Juniper wants to argue. She remembers the feel of her sisters’ hands in hers on summer evenings, the circle they made between them; the promise that was never said aloud but was woven in their hair, written in their blood: that one would never turn against the other. Surely Bella would have died before she broke that trust.
But then Juniper recalls the cold gray of her sister’s eyes, the secrets she keeps safe in her notebook, and stays quiet.
“I told him it wasn’t true, that Bella was a liar and a—” Agnes swallows hard, skips over something. “But he just kept walking toward me. He wasn’t even in his cups—sober as a judge, I’d swear. But he was looking at me like—like . . .”

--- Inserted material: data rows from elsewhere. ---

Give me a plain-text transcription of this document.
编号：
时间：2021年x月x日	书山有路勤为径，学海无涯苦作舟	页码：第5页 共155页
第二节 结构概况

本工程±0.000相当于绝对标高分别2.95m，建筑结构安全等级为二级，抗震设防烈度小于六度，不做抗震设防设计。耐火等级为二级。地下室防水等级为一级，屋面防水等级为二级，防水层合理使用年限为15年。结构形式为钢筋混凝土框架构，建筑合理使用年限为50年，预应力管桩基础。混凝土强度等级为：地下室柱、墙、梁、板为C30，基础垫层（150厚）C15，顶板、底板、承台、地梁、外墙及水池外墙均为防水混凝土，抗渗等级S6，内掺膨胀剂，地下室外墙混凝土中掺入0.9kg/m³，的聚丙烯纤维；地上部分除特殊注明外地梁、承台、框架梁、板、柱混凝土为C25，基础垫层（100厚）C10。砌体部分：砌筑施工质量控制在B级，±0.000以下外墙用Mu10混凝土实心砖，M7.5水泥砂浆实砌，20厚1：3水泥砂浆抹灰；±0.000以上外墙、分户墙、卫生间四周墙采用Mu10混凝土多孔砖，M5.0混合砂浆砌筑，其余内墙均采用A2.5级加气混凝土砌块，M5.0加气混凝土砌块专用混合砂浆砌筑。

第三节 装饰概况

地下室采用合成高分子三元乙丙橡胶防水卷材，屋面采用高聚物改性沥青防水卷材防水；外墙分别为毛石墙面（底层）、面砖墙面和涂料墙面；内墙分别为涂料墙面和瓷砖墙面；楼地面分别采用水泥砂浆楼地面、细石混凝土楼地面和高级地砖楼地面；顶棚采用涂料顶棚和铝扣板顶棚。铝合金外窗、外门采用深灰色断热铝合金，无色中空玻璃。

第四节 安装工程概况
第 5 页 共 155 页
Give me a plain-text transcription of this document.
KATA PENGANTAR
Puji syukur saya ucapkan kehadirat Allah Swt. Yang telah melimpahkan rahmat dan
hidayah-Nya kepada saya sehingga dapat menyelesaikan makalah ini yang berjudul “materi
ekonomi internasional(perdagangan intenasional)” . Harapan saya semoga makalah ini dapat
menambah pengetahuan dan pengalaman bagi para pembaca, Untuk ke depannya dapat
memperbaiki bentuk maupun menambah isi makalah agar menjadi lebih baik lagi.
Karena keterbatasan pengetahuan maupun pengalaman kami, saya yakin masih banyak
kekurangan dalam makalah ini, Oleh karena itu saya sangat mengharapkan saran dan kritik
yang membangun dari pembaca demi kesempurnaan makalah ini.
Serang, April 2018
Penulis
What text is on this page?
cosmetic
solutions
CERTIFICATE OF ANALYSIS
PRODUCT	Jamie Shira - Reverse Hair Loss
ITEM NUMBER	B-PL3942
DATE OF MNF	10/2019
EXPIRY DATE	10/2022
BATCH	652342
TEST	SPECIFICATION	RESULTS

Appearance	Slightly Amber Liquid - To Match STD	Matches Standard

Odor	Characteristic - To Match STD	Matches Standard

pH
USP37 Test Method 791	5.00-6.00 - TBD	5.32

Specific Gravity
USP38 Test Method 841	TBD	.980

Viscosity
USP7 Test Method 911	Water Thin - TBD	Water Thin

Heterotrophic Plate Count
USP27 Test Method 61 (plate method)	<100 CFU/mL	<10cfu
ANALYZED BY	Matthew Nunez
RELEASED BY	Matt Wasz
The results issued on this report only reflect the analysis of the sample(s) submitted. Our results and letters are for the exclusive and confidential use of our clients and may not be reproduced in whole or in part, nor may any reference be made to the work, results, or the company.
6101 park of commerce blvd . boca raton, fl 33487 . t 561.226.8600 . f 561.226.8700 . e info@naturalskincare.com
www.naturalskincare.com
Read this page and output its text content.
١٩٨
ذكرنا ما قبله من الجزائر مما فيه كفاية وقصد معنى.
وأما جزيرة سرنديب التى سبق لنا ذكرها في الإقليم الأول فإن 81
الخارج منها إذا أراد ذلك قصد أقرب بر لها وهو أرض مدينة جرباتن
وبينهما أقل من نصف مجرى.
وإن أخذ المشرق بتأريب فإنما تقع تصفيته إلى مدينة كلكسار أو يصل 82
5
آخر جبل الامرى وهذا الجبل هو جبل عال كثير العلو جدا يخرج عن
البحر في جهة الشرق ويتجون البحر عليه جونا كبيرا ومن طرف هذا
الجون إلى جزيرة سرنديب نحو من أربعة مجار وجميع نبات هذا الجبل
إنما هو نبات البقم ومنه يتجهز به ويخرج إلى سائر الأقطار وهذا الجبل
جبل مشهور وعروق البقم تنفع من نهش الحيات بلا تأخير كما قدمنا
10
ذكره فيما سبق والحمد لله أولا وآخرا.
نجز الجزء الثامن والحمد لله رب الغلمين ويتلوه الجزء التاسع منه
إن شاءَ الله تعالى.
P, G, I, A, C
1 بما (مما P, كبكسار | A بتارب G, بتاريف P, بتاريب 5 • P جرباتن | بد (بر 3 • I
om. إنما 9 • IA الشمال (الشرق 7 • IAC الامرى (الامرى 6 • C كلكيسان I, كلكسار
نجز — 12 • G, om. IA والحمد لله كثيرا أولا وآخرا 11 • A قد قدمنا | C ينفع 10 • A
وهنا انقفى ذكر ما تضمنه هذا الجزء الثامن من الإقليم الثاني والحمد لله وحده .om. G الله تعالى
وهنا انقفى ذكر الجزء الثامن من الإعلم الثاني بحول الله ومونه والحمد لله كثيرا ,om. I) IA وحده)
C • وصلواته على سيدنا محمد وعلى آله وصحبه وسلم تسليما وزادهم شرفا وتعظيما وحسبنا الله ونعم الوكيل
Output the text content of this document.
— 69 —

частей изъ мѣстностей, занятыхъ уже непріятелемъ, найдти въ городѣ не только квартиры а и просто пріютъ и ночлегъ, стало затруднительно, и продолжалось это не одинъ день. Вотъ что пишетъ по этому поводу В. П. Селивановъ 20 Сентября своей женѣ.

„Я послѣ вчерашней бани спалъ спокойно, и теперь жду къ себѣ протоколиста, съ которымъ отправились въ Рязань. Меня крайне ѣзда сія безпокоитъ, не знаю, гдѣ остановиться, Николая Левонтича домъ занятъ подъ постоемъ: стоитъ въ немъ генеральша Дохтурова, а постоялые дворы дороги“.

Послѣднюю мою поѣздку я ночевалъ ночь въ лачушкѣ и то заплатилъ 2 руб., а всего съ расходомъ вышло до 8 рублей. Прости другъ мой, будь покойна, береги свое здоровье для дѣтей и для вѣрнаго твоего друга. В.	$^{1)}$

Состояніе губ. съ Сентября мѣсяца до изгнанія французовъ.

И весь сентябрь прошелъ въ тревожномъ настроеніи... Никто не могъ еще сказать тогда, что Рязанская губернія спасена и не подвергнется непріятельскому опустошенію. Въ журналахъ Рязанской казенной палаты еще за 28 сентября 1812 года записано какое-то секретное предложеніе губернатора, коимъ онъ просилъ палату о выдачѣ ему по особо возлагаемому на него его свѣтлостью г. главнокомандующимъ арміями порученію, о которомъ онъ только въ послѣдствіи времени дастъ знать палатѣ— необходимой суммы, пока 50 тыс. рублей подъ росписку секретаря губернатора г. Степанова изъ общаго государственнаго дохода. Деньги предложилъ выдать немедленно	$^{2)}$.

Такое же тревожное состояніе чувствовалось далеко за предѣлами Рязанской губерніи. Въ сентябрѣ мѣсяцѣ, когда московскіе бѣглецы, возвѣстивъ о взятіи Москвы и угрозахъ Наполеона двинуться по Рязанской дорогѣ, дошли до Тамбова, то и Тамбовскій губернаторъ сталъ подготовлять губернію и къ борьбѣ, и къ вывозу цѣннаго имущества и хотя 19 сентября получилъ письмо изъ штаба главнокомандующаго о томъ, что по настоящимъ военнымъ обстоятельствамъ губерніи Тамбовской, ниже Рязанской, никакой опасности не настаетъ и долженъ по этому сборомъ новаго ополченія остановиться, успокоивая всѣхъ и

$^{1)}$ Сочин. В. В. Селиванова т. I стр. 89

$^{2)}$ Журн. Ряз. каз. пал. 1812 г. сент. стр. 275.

Juniper knows exactly how he was looking at her: like she was a colt that needed breaking or a nail that needed hammering, some misbehaving thing that could be knocked back into place. Juniper had seen that look. She came running into the barn, tangle-haired, sap-sticky, arms scored by the reaching fingers of the woods, and saw her sisters huddled against the far wall. Her father prowling toward them like a wolf, like a man, like the end of days—
And then—
That unseen thing swims too close to the surface and Juniper looks away. She goes someplace else instead, cool and green.
Agnes calls her back. “Juniper. June, baby.” Juniper returns to the pretty wallpapered room, to the sister who watches her with wide eyes.